In the same way that there is a Meat Loaf song for every occasion, there is a book for every mood. I read to medicate my soul. Books are comforting and familiar, they don’t look at you in disgust if you haven’t showered, they don’t run away and they don’t talk back. Neither does a well-trained dog, but since I rent and I’m not allowed pets, books will have to do.
When I’m really feeling lost and out of touch with myself, I read Gemmell. Echoes of the Great Song or Winter Warriors usually. The stories are classic good-vs-evil, heroes-of-the-golden-age adventures and the derring-do of the main protagonists inspires me to take action in my own life. Gemmell anchors me to my late teens and a particular band of friends where I feel safe, and loved, and like people believe in me.
If I’m feeling sad, I find Pratchett. I need cheering up, but in a dry, dark way, and something like Jingo or Men at Arms does that. You know when you’re outside your own body, watching yourself lying on your bed listening to REM and feeling all Young Emo of the Year 2013, and you know how useless you’re being but you can’t snap yourself out of it? When you even sarcastically congratulate yourself on how productive you’re being in the hopes of angering your way out of a slump? That’s when I read Pratchett. Humour and satire that isn’t too silly, because in that mood silliness is contemptuous.
In an empowered mood, I read Valley of the Dolls. It’s glitz! It’s glamour! It’s actually quite bleak! But empowered-me pretends not to see the horrible parts. Valley is a guilty pleasure in some ways. It’s on my list of favourite books and I’ve read it many times. I sometimes feel like a hidden, fourth protagonist, if I’m really feeling puissant, observing the other three and carefully judging their actions. I sympathise, I cringe and cheer alongside them, but I secretly know I would have done it far better.
Anger makes me read angry books. Joe Abercrombie is my go-to for bitter rage. The First Law trilogy has a host of grotesques who are either as angry as me, or who give me a target for my unjust wrath. Barbarians, torturers, duellists, mages… all have their own grudges and agendas. All are out for what they can get and they don’t care who they tread into the dirt to get it. I do feel sorry for Major West, though. He’s always in the wrong place at the wrong time playing clean up for people who have royally messed up, or doing the difficult thing because someone has to. Major West makes me angry on his behalf.
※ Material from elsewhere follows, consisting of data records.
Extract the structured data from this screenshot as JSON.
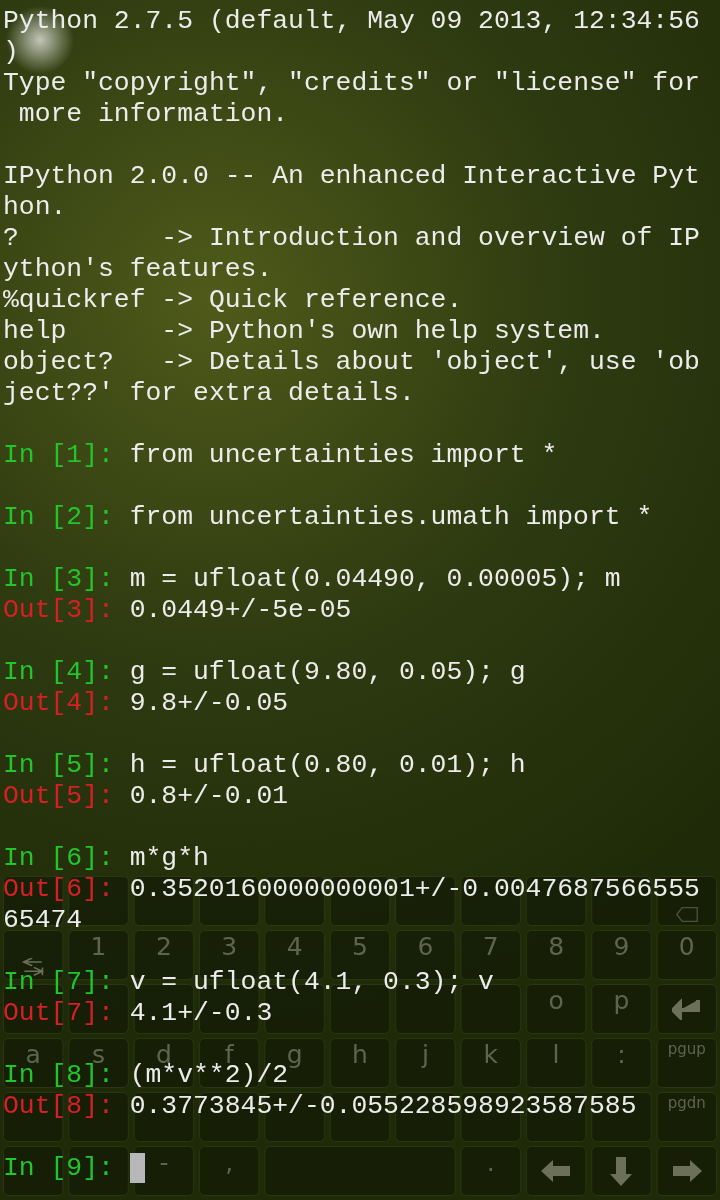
{
  "terminal": {
    "lines": [
      {
        "kind": "text",
        "text": "Python 2.7.5 (default, May 09 2013, 12:34:56"
      },
      {
        "kind": "text",
        "text": ")"
      },
      {
        "kind": "text",
        "text": "Type \"copyright\", \"credits\" or \"license\" for"
      },
      {
        "kind": "text",
        "text": " more information."
      },
      {
        "kind": "blank"
      },
      {
        "kind": "text",
        "text": "IPython 2.0.0 -- An enhanced Interactive Pyt"
      },
      {
        "kind": "text",
        "text": "hon."
      },
      {
        "kind": "text",
        "text": "?         -> Introduction and overview of IP"
      },
      {
        "kind": "text",
        "text": "ython's features."
      },
      {
        "kind": "text",
        "text": "%quickref -> Quick reference."
      },
      {
        "kind": "text",
        "text": "help      -> Python's own help system."
      },
      {
        "kind": "text",
        "text": "object?   -> Details about 'object', use 'ob"
      },
      {
        "kind": "text",
        "text": "ject??' for extra details."
      },
      {
        "kind": "blank"
      },
      {
        "kind": "in",
        "prompt": "In [1]:",
        "text": "from uncertainties import *"
      },
      {
        "kind": "blank"
      },
      {
        "kind": "in",
        "prompt": "In [2]:",
        "text": "from uncertainties.umath import *"
      },
      {
        "kind": "blank"
      },
      {
        "kind": "in",
        "prompt": "In [3]:",
        "text": "m = ufloat(0.04490, 0.00005); m"
      },
      {
        "kind": "out",
        "prompt": "Out[3]:",
        "text": "0.0449+/-5e-05"
      },
      {
        "kind": "blank"
      },
      {
        "kind": "in",
        "prompt": "In [4]:",
        "text": "g = ufloat(9.80, 0.05); g"
      },
      {
        "kind": "out",
        "prompt": "Out[4]:",
        "text": "9.8+/-0.05"
      },
      {
        "kind": "blank"
      },
      {
        "kind": "in",
        "prompt": "In [5]:",
        "text": "h = ufloat(0.80, 0.01); h"
      },
      {
        "kind": "out",
        "prompt": "Out[5]:",
        "text": "0.8+/-0.01"
      },
      {
        "kind": "blank"
      },
      {
        "kind": "in",
        "prompt": "In [6]:",
        "text": "m*g*h"
      },
      {
        "kind": "out",
        "prompt": "Out[6]:",
        "text": "0.3520160000000001+/-0.0047687566555"
      },
      {
        "kind": "text",
        "text": "65474"
      },
      {
        "kind": "blank"
      },
      {
        "kind": "in",
        "prompt": "In [7]:",
        "text": "v = ufloat(4.1, 0.3); v"
      },
      {
        "kind": "out",
        "prompt": "Out[7]:",
        "text": "4.1+/-0.3"
      },
      {
        "kind": "blank"
      },
      {
        "kind": "in",
        "prompt": "In [8]:",
        "text": "(m*v**2)/2"
      },
      {
        "kind": "out",
        "prompt": "Out[8]:",
        "text": "0.3773845+/-0.055228598923587585"
      },
      {
        "kind": "blank"
      },
      {
        "kind": "input",
        "prompt": "In [9]:"
      }
    ]
  },
  "keyboard": {
    "rows": [
      [
        {
          "kind": "blank"
        },
        {
          "kind": "blank"
        },
        {
          "kind": "blank"
        },
        {
          "kind": "blank"
        },
        {
          "kind": "blank"
        },
        {
          "kind": "blank"
        },
        {
          "kind": "blank"
        },
        {
          "kind": "blank"
        },
        {
          "kind": "blank"
        },
        {
          "kind": "blank"
        },
        {
          "kind": "backspace"
        }
      ],
      [
        {
          "kind": "tab"
        },
        {
          "kind": "char",
          "label": "1"
        },
        {
          "kind": "char",
          "label": "2"
        },
        {
          "kind": "char",
          "label": "3"
        },
        {
          "kind": "char",
          "label": "4"
        },
        {
          "kind": "char",
          "label": "5"
        },
        {
          "kind": "char",
          "label": "6"
        },
        {
          "kind": "char",
          "label": "7"
        },
        {
          "kind": "char",
          "label": "8"
        },
        {
          "kind": "char",
          "label": "9"
        },
        {
          "kind": "char",
          "label": "0"
        }
      ],
      [
        {
          "kind": "blank"
        },
        {
          "kind": "blank"
        },
        {
          "kind": "blank"
        },
        {
          "kind": "blank"
        },
        {
          "kind": "blank"
        },
        {
          "kind": "blank"
        },
        {
          "kind": "blank"
        },
        {
          "kind": "blank"
        },
        {
          "kind": "char",
          "label": "o"
        },
        {
          "kind": "char",
          "label": "p"
        },
        {
          "kind": "enter"
        }
      ],
      [
        {
          "kind": "char",
          "label": "a"
        },
        {
          "kind": "char",
          "label": "s"
        },
        {
          "kind": "char",
          "label": "d"
        },
        {
          "kind": "char",
          "label": "f"
        },
        {
          "kind": "char",
          "label": "g"
        },
        {
          "kind": "char",
          "label": "h"
        },
        {
          "kind": "char",
          "label": "j"
        },
        {
          "kind": "char",
          "label": "k"
        },
        {
          "kind": "char",
          "label": "l"
        },
        {
          "kind": "char",
          "label": ":"
        },
        {
          "kind": "small",
          "label": "pgup"
        }
      ],
      [
        {
          "kind": "blank"
        },
        {
          "kind": "blank"
        },
        {
          "kind": "blank"
        },
        {
          "kind": "blank"
        },
        {
          "kind": "blank"
        },
        {
          "kind": "blank"
        },
        {
          "kind": "blank"
        },
        {
          "kind": "blank"
        },
        {
          "kind": "blank"
        },
        {
          "kind": "blank"
        },
        {
          "kind": "small",
          "label": "pgdn"
        }
      ],
      [
        {
          "kind": "blank"
        },
        {
          "kind": "blank"
        },
        {
          "kind": "char",
          "label": "-"
        },
        {
          "kind": "char",
          "label": ","
        },
        {
          "kind": "space"
        },
        "",
        "",
        {
          "kind": "char",
          "label": "."
        },
        {
          "kind": "left"
        },
        {
          "kind": "down"
        },
        {
          "kind": "right"
        }
      ]
    ]
  }
}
On the seemingly rare occasion that I am in a happy mood, I read The Pyrates by George Macdonald Fraser. It’s a romp: an anachronistic, swash-buckling adventure with pirates and the Spanish Main, and natives and treasure and romance and sword fights and blackguards and the briny deep and silly accents. It takes historical figures and events, a bit of fluffing the actual year, the best of every pirate story you know, peppers them with awful jokes and modern references, and fires it at you from a cannon. My dad and I each own a copy – he got sick of me borrowing his and bought me an identical one.
When I get an attack of the romantic feels and I feel like wearing my ovaries on the outside for once, I have a few options. 1. Chocolat, which I will gush on and on about whether people want me to or not, 2. The Time Traveller’s Wife because oh, goodness, the feels, 3. Memoirs of a Geisha for its slow-burning love and lifetime of dedication. All three are guaranteed to be read snuggled in a blanket with chocolate to hand.
Of course, books can also evoke the whole gamut of emotions within me. I think the last book that really made me weep buckets was The Book Thief. It even tells you at the beginning how it’s going to end because most of the book is a “how we ended up here” thing, but somehow you manage to forget and then with a sense of impending doom you realise ohnonononononono… but it’s too late, you’re hooked, and the last few pages are blurry because of all the tears. Brilliant!
My friend Rivka is an author and her books have been known to provoke a strong reaction. She has an ongoing series called Masquerade which is at its most basic, a cautionary tale about vampires and sociopathy. The male protagonist of the first book, Tristan… my God, when I finished the book I wanted to hurl it across the room in unadulterated rage! Then I realised I was reading an ebook on my laptop and that probably wasn’t a good plan.
I see strong reaction – positive or negative – as a good sign. It means that I care one way or another. I have opinions about the characters or the story. I rarely these days read books which only garner a “meh”. Either I’m very easily-led or I’m extremely good at picking books that provoke a reaction. Reading a book is like signing a secret contract with my soul that states that the experience will teach me something. Whether I’m put through the wringer in a happy, sad, or ragequit way, it’s always a worthwhile experience. It shows me my limits. It pushes my limits. Reading is a way of navigating the dark forest of my insides where each book is a tiny fragment of the map.
…and now I’m feeling introspective. What’s my choice for that? A long stare at my nine shelves of maps before I give up and watch Avengers instead. Lovely.